It happened today - November 28, 2015
Not many people even entered. The Chicago Times-Herald had sponsored the race to drum up the fledgling U.S. car industry. And fledgling is the right word; Duryea’s victory bagged him $2000 back when that was real money and sufficient publicity to make his and his brother’s Motor Wagons company the leading auto manufacturer in America, with a breathtaking 13 sales in the following year. Talk about volume.
As for the race itself, it was meant to go 92 miles, from Chicago to Waukean, Illinois and back (and you had to carry an umpire to make sure you didn’t take a sneaky short cut). But a snowstorm forced organizers to shorten it to 50 miles, to Evanston and back. One journalist wrote that with eight inches of snow “Waukegan might as well have been Timbuktu.” To be honest, for my money it might still be. But that’s not the point.

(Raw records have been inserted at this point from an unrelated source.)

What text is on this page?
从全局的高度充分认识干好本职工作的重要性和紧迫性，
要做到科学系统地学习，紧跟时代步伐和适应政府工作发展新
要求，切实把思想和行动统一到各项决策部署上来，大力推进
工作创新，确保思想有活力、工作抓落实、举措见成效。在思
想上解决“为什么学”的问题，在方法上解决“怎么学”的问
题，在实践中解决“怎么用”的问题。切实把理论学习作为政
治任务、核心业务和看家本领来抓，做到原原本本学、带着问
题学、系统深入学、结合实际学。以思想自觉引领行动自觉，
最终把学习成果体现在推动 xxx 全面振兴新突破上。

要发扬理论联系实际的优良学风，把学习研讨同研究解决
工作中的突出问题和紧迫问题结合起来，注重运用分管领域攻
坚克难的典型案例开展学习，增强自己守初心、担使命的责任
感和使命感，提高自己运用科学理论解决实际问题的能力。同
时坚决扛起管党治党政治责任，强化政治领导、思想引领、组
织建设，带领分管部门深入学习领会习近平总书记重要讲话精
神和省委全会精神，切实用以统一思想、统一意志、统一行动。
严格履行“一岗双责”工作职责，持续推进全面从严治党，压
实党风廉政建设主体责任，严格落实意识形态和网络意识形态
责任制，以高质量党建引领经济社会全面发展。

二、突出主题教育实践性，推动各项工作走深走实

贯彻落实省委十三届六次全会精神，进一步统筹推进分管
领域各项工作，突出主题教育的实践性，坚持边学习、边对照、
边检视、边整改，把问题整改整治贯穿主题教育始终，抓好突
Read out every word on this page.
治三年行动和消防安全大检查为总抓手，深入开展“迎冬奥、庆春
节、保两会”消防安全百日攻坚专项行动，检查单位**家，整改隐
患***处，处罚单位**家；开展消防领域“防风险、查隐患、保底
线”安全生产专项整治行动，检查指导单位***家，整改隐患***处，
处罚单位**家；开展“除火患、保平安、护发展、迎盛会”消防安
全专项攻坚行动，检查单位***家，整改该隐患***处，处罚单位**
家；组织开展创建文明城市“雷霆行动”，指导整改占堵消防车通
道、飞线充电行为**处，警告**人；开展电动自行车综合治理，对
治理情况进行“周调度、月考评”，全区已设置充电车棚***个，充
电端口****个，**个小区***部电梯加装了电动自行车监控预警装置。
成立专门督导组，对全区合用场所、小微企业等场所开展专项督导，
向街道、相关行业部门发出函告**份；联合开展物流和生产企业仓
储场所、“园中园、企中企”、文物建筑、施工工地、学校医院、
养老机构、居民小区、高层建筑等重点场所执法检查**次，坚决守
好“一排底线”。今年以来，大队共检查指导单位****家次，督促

The point is that Duryea made the trip in 10 hours. So he set a blistering 5 mph pace. Which is easy to ridicule until you hear that thanks to the weather only six cars out of the registered 89 even got to the start line, including two electric cars that promptly died and three Benz cars of which exactly one finished at all.
I love the rules of the race, including that you had to have at least three wheels. I presume they meant at the beginning and the end; the way those cars were built you never knew what might fall off next. Think pre-Wright brothers airplanes on tires wrapped in string. (Seriously, to give something politely referred to as traction in the snow). But here’s the thing.
Much as we admire the skill and courage of modern race-car drivers who achieve genuinely spectacular speeds, and the incredible machines in which they race, Duryea’s feat was actually more difficult and remarkable because the technology was less advanced.
Do not mistake technical progress for the real thing. And remember Frank Duryea, who dared to enter and somehow win a “car race” that almost no one else could even start that had never been seen in the land before.